— Que de choses nous avons vues ! murmurait tout bas grand-père.
— Avons-nous mal vécu ? disait sa femme. Rappelle-toi le beau printemps qui a suivi la naissance de Varioucha !
— C’était en 1848, en pleine campagne de Hongrie ; le lendemain du baptême, le parrain Tikhon a dû partir pour la guerre…
— Et il n’est jamais revenu ! soupirait grand’mère.
— Non, il n’est jamais revenu ! Et c’est à dater de ce temps que la bénédiction de Dieu s’est étendue sur notre maison comme l’eau sur un désert. Ah ! Varioucha…
— Tais-toi donc, père !
Il se fâchait et fronçait les sourcils.
— Pourquoi me tairais-je ? Nos enfants ont mal tourné, de quelque côté qu’on les regarde. Où donc a été notre force, notre sève ?
Il glapissait et courait dans la pièce comme un chat échaudé, invectivant ses fils et menaçant grand’mère de son petit poing décharné.
— Et tu as toujours soutenu ces voleurs et tu les as gâtés. Oui, toi, sorcière que tu es !

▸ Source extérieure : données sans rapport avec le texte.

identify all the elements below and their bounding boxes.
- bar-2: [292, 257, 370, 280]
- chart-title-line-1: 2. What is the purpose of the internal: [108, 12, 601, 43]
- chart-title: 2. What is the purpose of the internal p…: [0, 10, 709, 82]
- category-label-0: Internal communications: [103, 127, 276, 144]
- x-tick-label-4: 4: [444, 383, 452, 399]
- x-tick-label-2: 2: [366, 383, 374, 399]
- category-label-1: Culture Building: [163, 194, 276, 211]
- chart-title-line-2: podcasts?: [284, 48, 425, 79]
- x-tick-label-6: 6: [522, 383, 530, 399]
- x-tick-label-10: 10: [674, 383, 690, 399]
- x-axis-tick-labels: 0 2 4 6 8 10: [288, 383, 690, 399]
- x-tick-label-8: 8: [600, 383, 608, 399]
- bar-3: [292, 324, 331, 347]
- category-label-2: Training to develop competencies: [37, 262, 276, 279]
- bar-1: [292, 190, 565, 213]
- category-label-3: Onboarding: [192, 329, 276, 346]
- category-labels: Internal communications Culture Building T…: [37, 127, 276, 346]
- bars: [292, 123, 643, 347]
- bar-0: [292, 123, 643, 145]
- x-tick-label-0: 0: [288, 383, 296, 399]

Son émotion et son amertume le faisaient larmoyer ; en arrêt devant le coin où les images saintes brillaient, il frappait à grands coups de poing sa poitrine maigre et sonore en invoquant :
— Seigneur ! Suis-je plus criminel que les autres ? Pourquoi me châties-tu pareillement ?
Il était alors tout tremblant et ses yeux mouillés de larmes luisaient de colère et d’humiliation.